The Eclipse-winning sprinter last year, Lost in the Fog rolled four furlongs out of the gate in 46.40 seconds, the fastest work of 47 runners by 1.60 seconds.

"Greg told me to ask him a bit if he was handling the track," Baze said. "He breaks so hard, the ground just breaks from under him. He kind of scrambled a little bit leaving there, but he quickly gathered himself and was straight as a string."

Gilchrist plans a five-furlong work in company next weekend as Lost in the Fog's final preparation for his return to action in the Golden Gate Fields Sprint on April 22.

Gilchrist's assistant, Linda Thrash, supervised the work while Gilchrist was returning from Chicago.

"He did great," said Thrash. She had her hands full as usual with Lost in the Fog, who was still rambunctious after the work. "The only thing is he's mad because he didn't get to do more."

Thirteen horses have been nominated for the six-furlong Golden Gate Fields Sprint, including Carthage, who has won three straight, including a pair of stakes.

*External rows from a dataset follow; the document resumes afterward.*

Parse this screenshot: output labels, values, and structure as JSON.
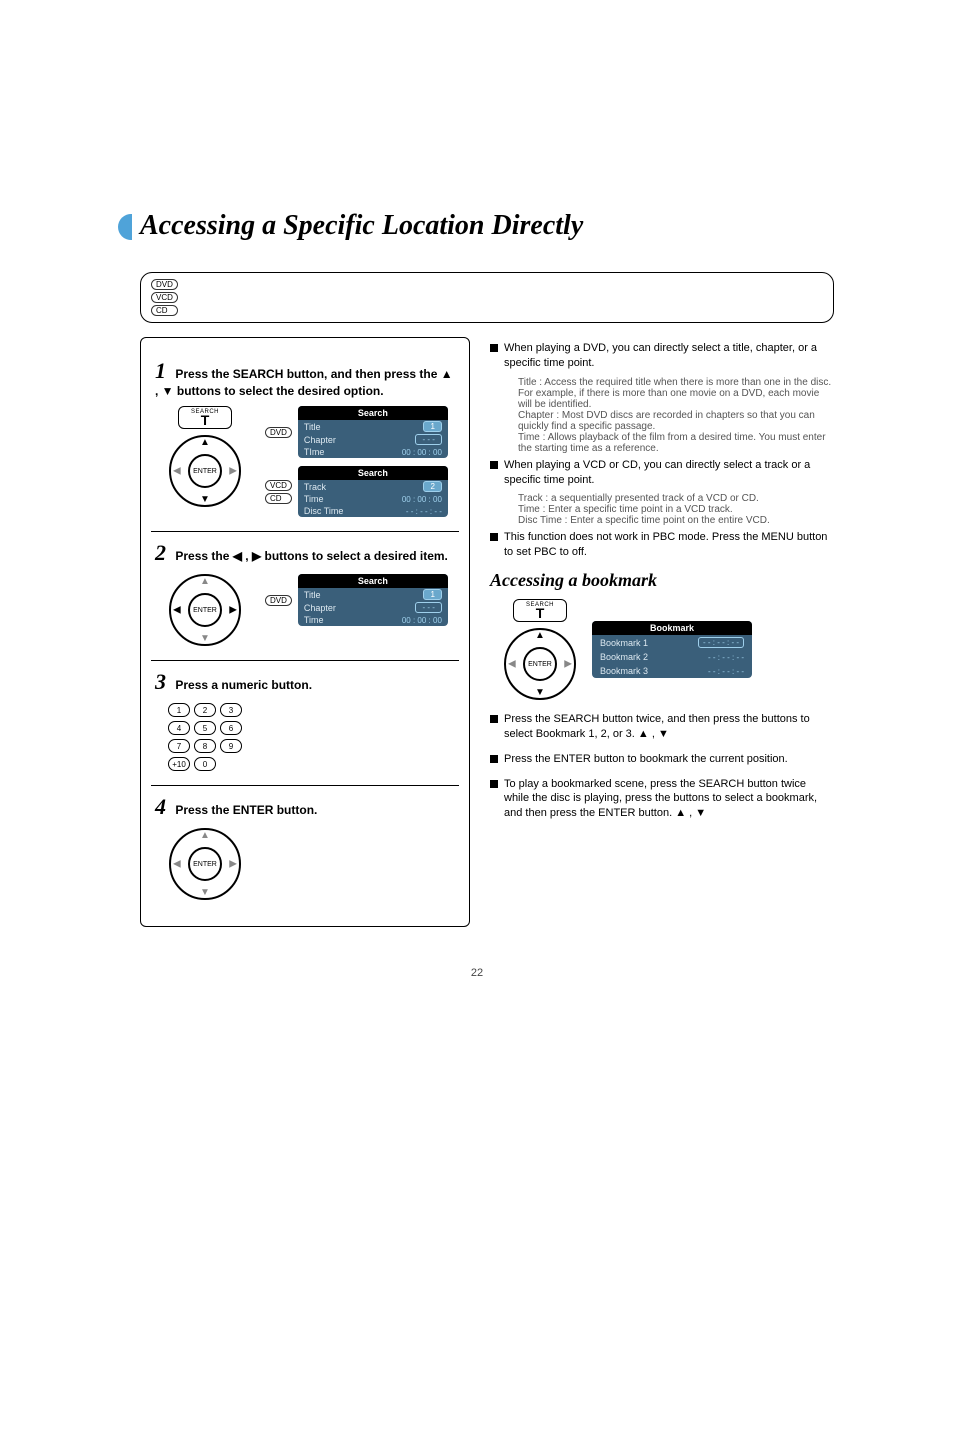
{
  "title": "Accessing a Specific Location Directly",
  "disc_badges": [
    "DVD",
    "VCD",
    "CD"
  ],
  "left": {
    "step1": {
      "heading_prefix": "Press the SEARCH button, and then press the",
      "heading_suffix": "buttons to select the desired option.",
      "num": "1",
      "search_label": "SEARCH",
      "search_key": "T",
      "enter_label": "ENTER",
      "osd_dvd": {
        "title": "Search",
        "rows": [
          {
            "k": "Title",
            "v": "1",
            "sel": true
          },
          {
            "k": "Chapter",
            "v": "- - -"
          },
          {
            "k": "TIme",
            "v": "00 : 00 : 00"
          }
        ],
        "badge": "DVD"
      },
      "osd_vcd": {
        "title": "Search",
        "rows": [
          {
            "k": "Track",
            "v": "2",
            "sel": true
          },
          {
            "k": "Time",
            "v": "00 : 00 : 00"
          },
          {
            "k": "Disc Time",
            "v": "- - : - - : - -"
          }
        ],
        "badges": [
          "VCD",
          "CD"
        ]
      }
    },
    "step2": {
      "num": "2",
      "heading_prefix": "Press the",
      "heading_suffix": "buttons to select a desired item.",
      "enter_label": "ENTER",
      "osd": {
        "title": "Search",
        "rows": [
          {
            "k": "Title",
            "v": "1",
            "sel": true
          },
          {
            "k": "Chapter",
            "v": "- - -"
          },
          {
            "k": "Time",
            "v": "00 : 00 : 00"
          }
        ],
        "badge": "DVD"
      }
    },
    "step3": {
      "num": "3",
      "heading": "Press a numeric button.",
      "keys": [
        "1",
        "2",
        "3",
        "4",
        "5",
        "6",
        "7",
        "8",
        "9",
        "+10",
        "0"
      ]
    },
    "step4": {
      "num": "4",
      "heading": "Press the ENTER button.",
      "enter_label": "ENTER"
    }
  },
  "right": {
    "bookmark_heading": "Accessing a bookmark",
    "b1": {
      "text": "When playing a DVD, you can directly select a title, chapter, or a specific time point.",
      "sub1": "Title : Access the required title when there is more than one in the disc. For example, if there is more than one movie on a DVD, each movie will be identified.",
      "sub2": "Chapter : Most DVD discs are recorded in chapters so that you can quickly find a specific passage.",
      "sub3": "Time : Allows playback of the film from a desired time. You must enter the starting time as a reference."
    },
    "b2": {
      "text": "When playing a VCD or CD, you can directly select a track or a specific time point.",
      "sub1": "Track : a sequentially presented track of a VCD or CD.",
      "sub2": "Time : Enter a specific time point in a VCD track.",
      "sub3": "Disc Time : Enter a specific time point on the entire VCD."
    },
    "b3": "This function does not work in PBC mode. Press the MENU button to set PBC to off.",
    "figure": {
      "search_label": "SEARCH",
      "search_key": "T",
      "enter_label": "ENTER",
      "osd": {
        "title": "Bookmark",
        "rows": [
          {
            "k": "Bookmark 1",
            "v": "- - : - - : - -",
            "sel": true
          },
          {
            "k": "Bookmark 2",
            "v": "- - : - - : - -"
          },
          {
            "k": "Bookmark 3",
            "v": "- - : - - : - -"
          }
        ]
      }
    },
    "b4": "Press the SEARCH button twice, and then press the        buttons to select Bookmark 1, 2, or 3.",
    "b5": "Press the ENTER button to bookmark the current position.",
    "b6": "To play a bookmarked scene, press the SEARCH button twice while the disc is playing, press the        buttons to select a bookmark, and then press the ENTER button."
  },
  "page_number": "22"
}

Not even riders knew who won

Press Camp and Bai and Bai put on the best stretch duel of the meet in Saturday's San Ramon Stakes at 1 1/16 miles. Press Camp won by the narrowest of noses in a race both her jockey, Dennis Carr, and Bai and Bai's rider, Roberto Gonzalez, said they believed Bai and Bai had won.

"When we came back and the number flashed on the board, I looked down at my saddlecloth, and that's when I realized I'd won," said Carr, who actually congratulated Gonzalez as the two galloped out after the race.

It was a game effort for both horses, and they will probably meet again in the $200,000 Melair at 1 1/16 miles on Gold Rush Day at Hollywood Park on April 30.

* Former assistant clerk of scales Chuck Thompson died recently in Missouri at age 79. He grew up in a racing family and was a jockey before becoming a racing official.

* Cut the Mustard, Classically Lit, and Gotta Go Gal, the top three finishers in their last meeting, renew their rivalry in Wednesday's feature, a $50,000 optional claimer for fillies and mares at six furlongs.